Ballinskelligs Bay Swell Statistics, October: All Swell – Any Wind

This image illustrates the combination of swells directed at Ballinskelligs Bay over a normal October and is based upon 2480 NWW3 model predictions since 2006 (values every 3 hours). The wave model does not forecast wind or surf right at the coastline so we have chosen the best grid node based on what we know about Ballinskelligs Bay, and at Ballinskelligs Bay the best grid node is 28 km away (17 miles).

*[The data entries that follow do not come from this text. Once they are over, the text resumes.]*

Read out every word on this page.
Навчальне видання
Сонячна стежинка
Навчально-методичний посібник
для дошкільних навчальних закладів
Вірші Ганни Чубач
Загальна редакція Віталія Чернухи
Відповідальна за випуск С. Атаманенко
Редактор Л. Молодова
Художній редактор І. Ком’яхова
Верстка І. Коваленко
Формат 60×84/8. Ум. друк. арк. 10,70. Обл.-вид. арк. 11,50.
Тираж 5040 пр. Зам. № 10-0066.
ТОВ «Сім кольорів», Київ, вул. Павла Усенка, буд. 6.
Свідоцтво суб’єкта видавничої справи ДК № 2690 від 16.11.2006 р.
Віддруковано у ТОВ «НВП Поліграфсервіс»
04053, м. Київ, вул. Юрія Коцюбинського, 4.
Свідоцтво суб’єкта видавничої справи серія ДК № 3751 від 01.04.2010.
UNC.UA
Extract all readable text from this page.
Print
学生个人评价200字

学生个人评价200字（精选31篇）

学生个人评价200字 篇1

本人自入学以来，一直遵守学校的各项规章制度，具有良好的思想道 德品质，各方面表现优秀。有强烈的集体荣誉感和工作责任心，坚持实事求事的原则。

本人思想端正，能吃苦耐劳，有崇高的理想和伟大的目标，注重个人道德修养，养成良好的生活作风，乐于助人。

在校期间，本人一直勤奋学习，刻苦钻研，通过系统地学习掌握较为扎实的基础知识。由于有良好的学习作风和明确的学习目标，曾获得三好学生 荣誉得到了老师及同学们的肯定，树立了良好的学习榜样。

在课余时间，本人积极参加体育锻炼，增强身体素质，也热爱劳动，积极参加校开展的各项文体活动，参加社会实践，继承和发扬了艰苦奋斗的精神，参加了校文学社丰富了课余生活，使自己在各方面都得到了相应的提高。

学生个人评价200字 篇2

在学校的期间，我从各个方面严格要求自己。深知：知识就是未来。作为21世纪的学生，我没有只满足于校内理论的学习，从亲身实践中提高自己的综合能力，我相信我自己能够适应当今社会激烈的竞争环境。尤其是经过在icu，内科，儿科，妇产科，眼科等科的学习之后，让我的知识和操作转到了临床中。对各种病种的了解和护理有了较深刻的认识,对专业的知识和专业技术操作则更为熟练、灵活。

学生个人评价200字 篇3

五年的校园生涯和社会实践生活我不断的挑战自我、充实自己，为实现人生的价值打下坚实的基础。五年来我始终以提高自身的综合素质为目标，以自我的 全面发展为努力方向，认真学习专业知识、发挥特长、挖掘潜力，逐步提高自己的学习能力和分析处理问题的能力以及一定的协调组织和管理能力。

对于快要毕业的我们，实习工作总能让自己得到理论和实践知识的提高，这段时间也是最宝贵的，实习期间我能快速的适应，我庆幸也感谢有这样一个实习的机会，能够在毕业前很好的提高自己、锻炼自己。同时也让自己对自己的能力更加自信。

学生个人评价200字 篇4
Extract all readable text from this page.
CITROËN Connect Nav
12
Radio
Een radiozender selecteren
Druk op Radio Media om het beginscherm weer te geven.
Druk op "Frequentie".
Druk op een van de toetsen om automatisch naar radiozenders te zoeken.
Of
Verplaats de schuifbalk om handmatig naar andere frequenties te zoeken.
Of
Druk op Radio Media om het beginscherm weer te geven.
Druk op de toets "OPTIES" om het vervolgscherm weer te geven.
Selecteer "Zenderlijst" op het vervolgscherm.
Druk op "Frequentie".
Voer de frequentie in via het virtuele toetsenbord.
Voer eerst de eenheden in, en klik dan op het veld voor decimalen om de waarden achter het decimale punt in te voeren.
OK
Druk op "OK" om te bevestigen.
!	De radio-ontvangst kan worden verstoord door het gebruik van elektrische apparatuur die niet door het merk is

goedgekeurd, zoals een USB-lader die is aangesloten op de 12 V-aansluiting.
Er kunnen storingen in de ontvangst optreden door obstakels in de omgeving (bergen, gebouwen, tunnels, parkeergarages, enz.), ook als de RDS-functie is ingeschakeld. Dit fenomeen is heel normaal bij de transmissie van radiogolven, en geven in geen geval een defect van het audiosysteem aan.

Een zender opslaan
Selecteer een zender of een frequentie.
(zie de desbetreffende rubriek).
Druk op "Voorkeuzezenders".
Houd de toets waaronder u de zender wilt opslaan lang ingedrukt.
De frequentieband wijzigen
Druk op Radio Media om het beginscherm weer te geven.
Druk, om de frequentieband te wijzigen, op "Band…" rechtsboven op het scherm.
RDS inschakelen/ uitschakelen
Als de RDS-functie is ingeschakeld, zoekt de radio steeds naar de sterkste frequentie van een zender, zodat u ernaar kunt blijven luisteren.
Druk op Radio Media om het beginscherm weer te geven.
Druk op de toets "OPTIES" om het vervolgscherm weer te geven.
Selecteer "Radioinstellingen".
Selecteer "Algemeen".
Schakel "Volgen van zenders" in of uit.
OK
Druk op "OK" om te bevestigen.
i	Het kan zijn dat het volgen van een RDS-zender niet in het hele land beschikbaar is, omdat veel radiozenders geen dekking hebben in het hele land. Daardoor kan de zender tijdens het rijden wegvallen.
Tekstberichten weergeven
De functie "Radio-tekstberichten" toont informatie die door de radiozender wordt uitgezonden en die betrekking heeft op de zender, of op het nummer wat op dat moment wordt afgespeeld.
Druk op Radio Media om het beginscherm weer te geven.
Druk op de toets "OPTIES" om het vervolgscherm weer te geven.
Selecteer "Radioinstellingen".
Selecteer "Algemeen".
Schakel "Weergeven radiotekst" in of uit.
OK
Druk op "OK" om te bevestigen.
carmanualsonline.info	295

The rose diagram shows the distribution of swell directions and swell sizes, while the graph at the bottom shows the same thing but lacks direction information. Five colours illustrate increasing wave sizes. Blue shows the smallest swells, less that 0.5m (1.5 feet) high. These were forecast only 61% of the time. Green and yellow show increasing swell sizes and red shows the largest swells, greater than >3m (>10ft). In either graph, the area of any colour is proportional to how commonly that size swell was forecast.

The diagram implies that the prevailing swell direction, shown by the largest spokes, was SW (which was the same as the most common wind direction). Because the wave model grid is offshore, sometimes a strong offshore wind blows largest waves away from Ballinskelligs Bay and away from the coast. We combine these with the no surf category of the bar chart. To avoid confusion we don't show these in the rose graph. Because wind determines whether or not waves are surfable at Ballinskelligs Bay, you can load a different image that shows only the swells that were predicted to coincide with glassy or offshore wind conditions. During a typical October, swells large enough to cause good for surfing waves at Ballinskelligs Bay run for about 34% of the time.

IMPORTANT: Beta version feature! Swell heights are open water values from NWW3. There is no attempt to model near-shore effects. Coastal wave heights will generally be less, especially if the break does not have unobstructed exposure to the open ocean.